We can extend our scheme for mixing public and private assessments. For example, there could be two types of players (those who use a public system and those who use a private system) and there could be homogeneous players who adaptively change their usage of the two systems. Another extension is to make the probability of choosing an assessment scheme endogenous. That is, the players’ strategies include the probability. Adaptive dynamics [39] may be able to solve such a system.

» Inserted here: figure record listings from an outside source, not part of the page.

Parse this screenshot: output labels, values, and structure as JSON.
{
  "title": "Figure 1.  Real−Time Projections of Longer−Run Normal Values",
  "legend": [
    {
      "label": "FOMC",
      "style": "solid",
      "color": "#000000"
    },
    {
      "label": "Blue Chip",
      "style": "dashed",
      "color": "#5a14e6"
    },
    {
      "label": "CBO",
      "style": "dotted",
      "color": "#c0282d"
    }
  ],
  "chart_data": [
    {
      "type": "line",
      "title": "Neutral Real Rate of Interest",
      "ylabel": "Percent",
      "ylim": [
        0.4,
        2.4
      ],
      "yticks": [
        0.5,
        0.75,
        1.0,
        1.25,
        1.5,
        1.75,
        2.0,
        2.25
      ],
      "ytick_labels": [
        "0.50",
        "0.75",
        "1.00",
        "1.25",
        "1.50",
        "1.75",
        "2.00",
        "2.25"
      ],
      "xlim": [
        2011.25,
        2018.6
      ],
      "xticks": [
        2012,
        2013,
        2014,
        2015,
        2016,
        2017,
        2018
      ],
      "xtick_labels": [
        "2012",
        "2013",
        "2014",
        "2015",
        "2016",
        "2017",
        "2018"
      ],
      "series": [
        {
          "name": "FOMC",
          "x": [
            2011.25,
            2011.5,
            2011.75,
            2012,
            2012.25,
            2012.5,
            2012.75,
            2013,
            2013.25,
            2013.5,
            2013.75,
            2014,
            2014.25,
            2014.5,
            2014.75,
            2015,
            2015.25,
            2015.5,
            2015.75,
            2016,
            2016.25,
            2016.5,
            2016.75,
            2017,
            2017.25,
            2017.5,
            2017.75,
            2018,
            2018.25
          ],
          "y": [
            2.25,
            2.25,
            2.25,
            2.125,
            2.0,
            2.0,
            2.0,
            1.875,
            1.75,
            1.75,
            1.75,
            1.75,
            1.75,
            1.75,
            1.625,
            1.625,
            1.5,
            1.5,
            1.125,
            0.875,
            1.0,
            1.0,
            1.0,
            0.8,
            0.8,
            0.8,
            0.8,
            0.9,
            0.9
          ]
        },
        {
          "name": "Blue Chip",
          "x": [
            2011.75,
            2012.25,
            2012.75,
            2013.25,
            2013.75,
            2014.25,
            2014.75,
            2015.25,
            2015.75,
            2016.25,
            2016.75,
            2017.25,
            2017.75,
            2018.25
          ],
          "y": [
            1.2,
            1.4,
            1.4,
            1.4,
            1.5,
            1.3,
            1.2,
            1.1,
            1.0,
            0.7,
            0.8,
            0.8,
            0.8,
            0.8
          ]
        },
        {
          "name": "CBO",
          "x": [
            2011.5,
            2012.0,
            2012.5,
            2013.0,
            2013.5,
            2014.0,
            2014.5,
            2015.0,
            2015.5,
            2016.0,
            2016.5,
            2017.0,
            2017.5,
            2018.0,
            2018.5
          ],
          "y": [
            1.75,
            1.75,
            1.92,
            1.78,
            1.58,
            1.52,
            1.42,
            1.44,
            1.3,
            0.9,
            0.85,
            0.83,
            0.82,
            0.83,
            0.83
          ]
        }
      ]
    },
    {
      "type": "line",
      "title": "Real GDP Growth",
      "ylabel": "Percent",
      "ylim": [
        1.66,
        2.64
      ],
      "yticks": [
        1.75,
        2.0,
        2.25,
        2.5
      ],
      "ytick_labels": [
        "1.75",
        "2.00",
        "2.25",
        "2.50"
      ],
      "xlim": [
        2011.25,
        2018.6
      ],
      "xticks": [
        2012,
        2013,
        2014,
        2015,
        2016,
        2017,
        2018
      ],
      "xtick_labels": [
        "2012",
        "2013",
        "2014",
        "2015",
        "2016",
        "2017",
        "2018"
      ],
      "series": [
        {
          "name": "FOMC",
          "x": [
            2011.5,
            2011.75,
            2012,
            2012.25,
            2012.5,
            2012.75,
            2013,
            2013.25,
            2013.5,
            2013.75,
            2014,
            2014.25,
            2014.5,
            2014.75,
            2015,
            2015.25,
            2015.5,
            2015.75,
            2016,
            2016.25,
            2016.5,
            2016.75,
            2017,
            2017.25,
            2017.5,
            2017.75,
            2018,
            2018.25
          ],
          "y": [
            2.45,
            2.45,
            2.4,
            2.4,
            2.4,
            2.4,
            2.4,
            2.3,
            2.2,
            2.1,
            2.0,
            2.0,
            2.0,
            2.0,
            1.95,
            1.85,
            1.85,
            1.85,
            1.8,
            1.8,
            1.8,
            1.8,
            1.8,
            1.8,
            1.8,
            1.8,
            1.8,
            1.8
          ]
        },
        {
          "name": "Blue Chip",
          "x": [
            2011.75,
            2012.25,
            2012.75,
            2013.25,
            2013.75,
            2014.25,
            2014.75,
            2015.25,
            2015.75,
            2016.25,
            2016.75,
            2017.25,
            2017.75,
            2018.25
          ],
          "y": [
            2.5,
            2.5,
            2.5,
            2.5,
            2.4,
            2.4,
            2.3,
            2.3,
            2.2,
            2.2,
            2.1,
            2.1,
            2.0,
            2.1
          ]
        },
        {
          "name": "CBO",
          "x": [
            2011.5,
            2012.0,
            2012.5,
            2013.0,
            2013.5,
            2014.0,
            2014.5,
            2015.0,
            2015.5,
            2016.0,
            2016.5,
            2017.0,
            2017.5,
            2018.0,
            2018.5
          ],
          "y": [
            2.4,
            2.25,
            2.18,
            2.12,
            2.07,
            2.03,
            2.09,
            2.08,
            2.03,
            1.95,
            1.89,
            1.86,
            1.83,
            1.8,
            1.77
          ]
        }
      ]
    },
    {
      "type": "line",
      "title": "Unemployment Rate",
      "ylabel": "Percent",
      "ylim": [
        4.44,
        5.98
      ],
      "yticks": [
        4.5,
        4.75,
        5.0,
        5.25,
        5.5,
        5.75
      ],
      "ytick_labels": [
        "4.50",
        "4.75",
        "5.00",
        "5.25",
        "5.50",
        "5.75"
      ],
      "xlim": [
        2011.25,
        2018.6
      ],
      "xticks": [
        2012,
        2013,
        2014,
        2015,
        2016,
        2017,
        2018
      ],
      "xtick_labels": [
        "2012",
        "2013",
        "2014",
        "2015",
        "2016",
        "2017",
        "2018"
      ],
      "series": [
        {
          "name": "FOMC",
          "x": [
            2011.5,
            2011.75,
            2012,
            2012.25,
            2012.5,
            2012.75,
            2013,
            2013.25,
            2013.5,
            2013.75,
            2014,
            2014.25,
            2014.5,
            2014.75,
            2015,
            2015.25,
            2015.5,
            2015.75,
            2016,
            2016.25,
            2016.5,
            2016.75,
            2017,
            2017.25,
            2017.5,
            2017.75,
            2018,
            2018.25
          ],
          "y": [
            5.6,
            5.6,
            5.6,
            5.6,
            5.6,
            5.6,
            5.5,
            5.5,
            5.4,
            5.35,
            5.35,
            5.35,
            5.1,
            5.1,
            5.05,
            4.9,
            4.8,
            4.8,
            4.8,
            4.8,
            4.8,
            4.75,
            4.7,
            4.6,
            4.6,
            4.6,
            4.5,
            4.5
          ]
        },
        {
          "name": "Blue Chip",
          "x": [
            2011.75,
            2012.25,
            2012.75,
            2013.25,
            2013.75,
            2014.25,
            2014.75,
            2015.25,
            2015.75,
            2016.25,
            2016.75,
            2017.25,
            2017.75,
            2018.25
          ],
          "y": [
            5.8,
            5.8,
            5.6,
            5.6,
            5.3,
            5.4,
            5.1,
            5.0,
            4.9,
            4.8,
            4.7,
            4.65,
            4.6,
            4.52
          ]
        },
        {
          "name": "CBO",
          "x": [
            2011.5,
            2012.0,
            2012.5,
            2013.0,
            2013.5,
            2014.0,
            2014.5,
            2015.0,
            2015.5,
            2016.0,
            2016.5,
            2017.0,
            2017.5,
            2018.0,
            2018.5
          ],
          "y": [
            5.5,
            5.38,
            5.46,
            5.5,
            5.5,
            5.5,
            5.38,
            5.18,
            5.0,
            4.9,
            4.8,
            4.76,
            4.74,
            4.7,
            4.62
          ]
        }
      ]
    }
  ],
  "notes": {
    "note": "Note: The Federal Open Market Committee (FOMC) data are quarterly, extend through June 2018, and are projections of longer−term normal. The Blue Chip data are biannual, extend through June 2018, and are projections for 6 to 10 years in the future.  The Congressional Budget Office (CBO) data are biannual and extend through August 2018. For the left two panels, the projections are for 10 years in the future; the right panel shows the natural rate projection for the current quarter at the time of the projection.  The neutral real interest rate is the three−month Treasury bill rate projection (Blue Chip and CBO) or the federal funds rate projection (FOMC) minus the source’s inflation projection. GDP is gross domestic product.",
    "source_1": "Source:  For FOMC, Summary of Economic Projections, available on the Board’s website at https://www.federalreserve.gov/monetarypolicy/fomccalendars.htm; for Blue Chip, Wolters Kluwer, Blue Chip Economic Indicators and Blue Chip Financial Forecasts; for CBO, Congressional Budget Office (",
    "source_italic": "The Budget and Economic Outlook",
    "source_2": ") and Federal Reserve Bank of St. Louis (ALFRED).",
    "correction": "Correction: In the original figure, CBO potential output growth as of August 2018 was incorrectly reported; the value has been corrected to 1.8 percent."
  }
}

Other extensions can also be considered. In our paper, the system provides information on a unique public notice board in the public assessment scheme. However, people could use a majority voting system as public information instead [29]. Future work will explore such extensions. Exploring a norm ecosystem [40,41] consisting of many norms would be another good extension. Introducing these aspects would bring the system closer to actual society, as well as considering hybrid assessment.